Objects in the common PBL need access to some of those same global variables, so our design was that they get injected into the objects with of_initialize functions (for user objects) or as PowerObjectParms with OpenWithParm for windows.
So for instance one of the global variables that instantiates a common PBL object is called gMsg (a custom messagebox). To inject it into a window in the common PBL, we would OpenWithParm(windowName, gMsg), and in the window, declare an instance variable iMsg of the same type, and in the Open event, do iMsg = Message.PowerObjectParm. Then whenever we need that in that window, just use iMsg.

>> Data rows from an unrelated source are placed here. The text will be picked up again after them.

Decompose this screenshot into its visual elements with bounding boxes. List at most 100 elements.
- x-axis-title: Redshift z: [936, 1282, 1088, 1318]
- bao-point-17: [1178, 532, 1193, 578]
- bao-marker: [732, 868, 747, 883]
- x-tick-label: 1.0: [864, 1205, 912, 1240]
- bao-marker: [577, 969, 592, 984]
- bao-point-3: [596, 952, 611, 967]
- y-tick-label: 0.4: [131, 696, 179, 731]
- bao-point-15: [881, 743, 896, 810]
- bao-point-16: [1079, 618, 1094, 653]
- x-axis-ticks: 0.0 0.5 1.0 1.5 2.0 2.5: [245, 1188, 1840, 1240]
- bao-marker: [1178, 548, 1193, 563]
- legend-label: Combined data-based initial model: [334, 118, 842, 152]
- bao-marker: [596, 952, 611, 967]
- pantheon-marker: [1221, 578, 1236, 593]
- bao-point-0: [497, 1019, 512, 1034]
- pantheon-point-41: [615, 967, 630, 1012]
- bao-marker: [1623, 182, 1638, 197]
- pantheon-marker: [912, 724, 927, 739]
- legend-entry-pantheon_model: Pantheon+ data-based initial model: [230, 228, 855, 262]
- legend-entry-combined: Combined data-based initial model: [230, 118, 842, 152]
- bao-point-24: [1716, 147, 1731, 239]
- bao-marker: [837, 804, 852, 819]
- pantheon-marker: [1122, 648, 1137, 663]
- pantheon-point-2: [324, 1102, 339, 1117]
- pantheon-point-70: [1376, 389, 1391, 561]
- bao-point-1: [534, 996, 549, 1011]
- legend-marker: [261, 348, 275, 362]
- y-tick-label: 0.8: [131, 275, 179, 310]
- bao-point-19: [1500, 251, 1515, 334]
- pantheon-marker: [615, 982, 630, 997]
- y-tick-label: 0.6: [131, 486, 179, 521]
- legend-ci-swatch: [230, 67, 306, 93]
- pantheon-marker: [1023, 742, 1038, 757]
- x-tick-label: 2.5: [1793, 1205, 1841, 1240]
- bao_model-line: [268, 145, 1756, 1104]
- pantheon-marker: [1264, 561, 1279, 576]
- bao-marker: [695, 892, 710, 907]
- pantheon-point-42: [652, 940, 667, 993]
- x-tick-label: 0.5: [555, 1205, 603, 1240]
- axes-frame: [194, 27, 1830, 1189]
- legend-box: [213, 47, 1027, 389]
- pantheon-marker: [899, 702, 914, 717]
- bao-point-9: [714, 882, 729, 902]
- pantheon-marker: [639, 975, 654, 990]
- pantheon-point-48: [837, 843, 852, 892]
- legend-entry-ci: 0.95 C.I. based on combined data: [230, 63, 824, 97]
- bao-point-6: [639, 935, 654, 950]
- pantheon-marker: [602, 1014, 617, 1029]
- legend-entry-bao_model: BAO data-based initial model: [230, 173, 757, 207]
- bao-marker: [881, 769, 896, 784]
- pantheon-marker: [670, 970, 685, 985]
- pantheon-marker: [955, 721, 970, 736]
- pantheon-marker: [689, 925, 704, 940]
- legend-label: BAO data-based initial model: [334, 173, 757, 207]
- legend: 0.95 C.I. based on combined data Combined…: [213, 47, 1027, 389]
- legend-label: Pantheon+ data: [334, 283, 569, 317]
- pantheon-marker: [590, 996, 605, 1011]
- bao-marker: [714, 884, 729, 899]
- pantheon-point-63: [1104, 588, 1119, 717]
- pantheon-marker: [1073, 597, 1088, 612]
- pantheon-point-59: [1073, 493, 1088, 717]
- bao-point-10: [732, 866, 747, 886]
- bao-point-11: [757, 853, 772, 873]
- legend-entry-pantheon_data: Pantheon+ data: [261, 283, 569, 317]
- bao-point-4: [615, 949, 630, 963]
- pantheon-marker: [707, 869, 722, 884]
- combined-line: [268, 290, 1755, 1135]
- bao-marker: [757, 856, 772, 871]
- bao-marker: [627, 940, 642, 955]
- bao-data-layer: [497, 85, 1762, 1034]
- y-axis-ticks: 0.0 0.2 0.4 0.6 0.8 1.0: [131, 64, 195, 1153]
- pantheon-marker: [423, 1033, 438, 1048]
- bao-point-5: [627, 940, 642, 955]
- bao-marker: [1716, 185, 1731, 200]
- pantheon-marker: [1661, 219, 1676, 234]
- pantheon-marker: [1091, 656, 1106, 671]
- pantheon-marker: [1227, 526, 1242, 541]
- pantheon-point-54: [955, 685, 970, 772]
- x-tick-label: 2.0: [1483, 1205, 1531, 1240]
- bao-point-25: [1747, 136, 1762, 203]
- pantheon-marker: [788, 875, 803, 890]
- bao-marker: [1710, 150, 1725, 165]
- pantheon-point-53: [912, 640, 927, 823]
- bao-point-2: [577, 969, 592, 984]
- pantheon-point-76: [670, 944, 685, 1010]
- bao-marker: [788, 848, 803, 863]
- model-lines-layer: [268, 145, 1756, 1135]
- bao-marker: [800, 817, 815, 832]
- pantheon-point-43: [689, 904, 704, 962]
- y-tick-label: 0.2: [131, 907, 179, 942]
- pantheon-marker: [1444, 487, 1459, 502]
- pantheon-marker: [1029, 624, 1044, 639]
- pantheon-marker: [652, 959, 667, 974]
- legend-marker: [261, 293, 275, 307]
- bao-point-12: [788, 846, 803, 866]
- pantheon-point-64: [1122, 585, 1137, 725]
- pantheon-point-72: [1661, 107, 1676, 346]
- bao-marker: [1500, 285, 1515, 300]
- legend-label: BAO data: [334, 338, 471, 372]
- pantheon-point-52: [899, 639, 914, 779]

We did that because we compile the common PBL separately (so each app doesn't always have to do so), using a separate tiny common application PBL (commonapp.pbl). The application object common.sra in commonapp.pbl doesn’t contain declarations of the same global variables. So commonapp.pbl and common.pbl together wouldn't compile if any objects in common.pbl referred directly to the main applications' global variables.
Then we use only common.pbd, compiled as above, in each of the three real applications. (Commonapp.pbl is only used for the separate compilation of common.pbl.)
But it just occurred to me that I can declare global variables in common.sra using the same names and data types as the individual application's application objects do - such as gMsg mentioned above. Then all other objects in commonapp.pbl could just refer to the global variables by their normal names, and it would work whether for compiling commonapp.pbl along with common.pbl separately, or when using common.pbd as part of the actual applications.
Does anyone see any problem with this change, like reasons why the global variables with the same names in the application object in commonapp.pbl and the real applications' application objects would not be seen as being the same?